We previously reported (Jan. 21) on Daniel Lanzaro’s drunk driving accident litigation; the little girl he paralyzed won a $105 million verdict against Aramark over beer sales at Giants Stadium because Lanzaro did some of his drinking there that day, in part by bribing a beer vendor to ignore Aramark’s two-beer-per-purchase rules. (Before the game, Lanzaro purchased a six-pack of Heineken; he did some drinking at two strip-clubs after the game, as well.) The New Jersey Law Journal has more on the case:
- The NFL defendants settled for $700,000, despite prevailing on a summary judgment motion;
- Judge Richard Donohue excluded evidence that Antonia Verni’s father might have prevented the injuries to his daughter had he put the two-year-old in a car seat rather than an adult seat-belt;
- Verni also sued Toyota; Verni’s Corolla didn’t fare well when Lanzaro’s pickup slammed into it head-on, and Toyota paid $190,000 to get out of the case;
- There’s collateral litigation to be had among plaintiffs’ family members and sets of lawyers over who gets the money. And, of course, there will be an appeal.
As previously reported, the judge also excluded evidence of Lanzaro’s two previous drunk-driving arrests. (Henry Gottlieb, “In Wake of Record $105M Verdict, Fee Fights and Coverage Contests Emerge”, Feb. 2; Wayne Coffey, “Wasted Innocence”, NY Daily News, Jan. 30; Kibret Markos, “Expert backs beer vendor”, The Record, Jan. 12). As famous sportswriter/treacle-author Mitch Albom notes, “Either your stadium goes dry, or people will leave drunk.”
A correction: we previously reported that the entire $135 million verdict was awarded against Aramark; in fact, $30 million of the verdict is damages against the drunk driver, Daniel Lanzaro, who had already settled for the limits of his insurance coverage. Aramark’s share is $30 million compensatory, $75 million punitive, and about $6-7 million in interest, with the interest continuing to accumulate. After he settled with the plaintiffs, Lanzaro changed his story to be more favorable to the Vernis’ case. (Ana M. Alaya, “Lawyer for Giants Stadium beer vendor loses bid for mistrial”, Newark Star-Ledger, Jan. 13).

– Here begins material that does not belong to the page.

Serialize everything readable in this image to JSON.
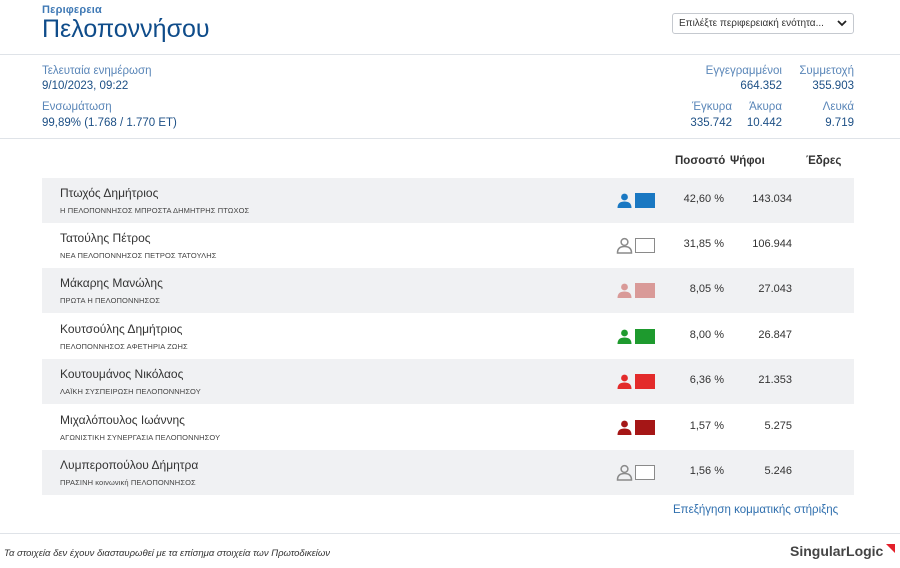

An additional thought: A big argument for plaintiffs at trial was the claim that Aramark, which serves to the two million or so fans who attend football games at Giants stadium each year, had been averaging about seven complaints a year for selling beer to drunks, but only took disciplinary action a fraction of the time. The press hasn’t covered Aramark’s response to this assertion, but one wonders if fear of employment litigation stayed its hand. Earlier damned-if-you, damned-if-you-don’t files include Aug. 30.
Another point: A reader writes to note that Aramark was probably selling watered-down beer, which would be further evidence that post-game drinking was responsible for Lanzaro’s .266 blood-alcohol level, though, again, it shouldn’t matter: Aramark didn’t make the guy drive drunk.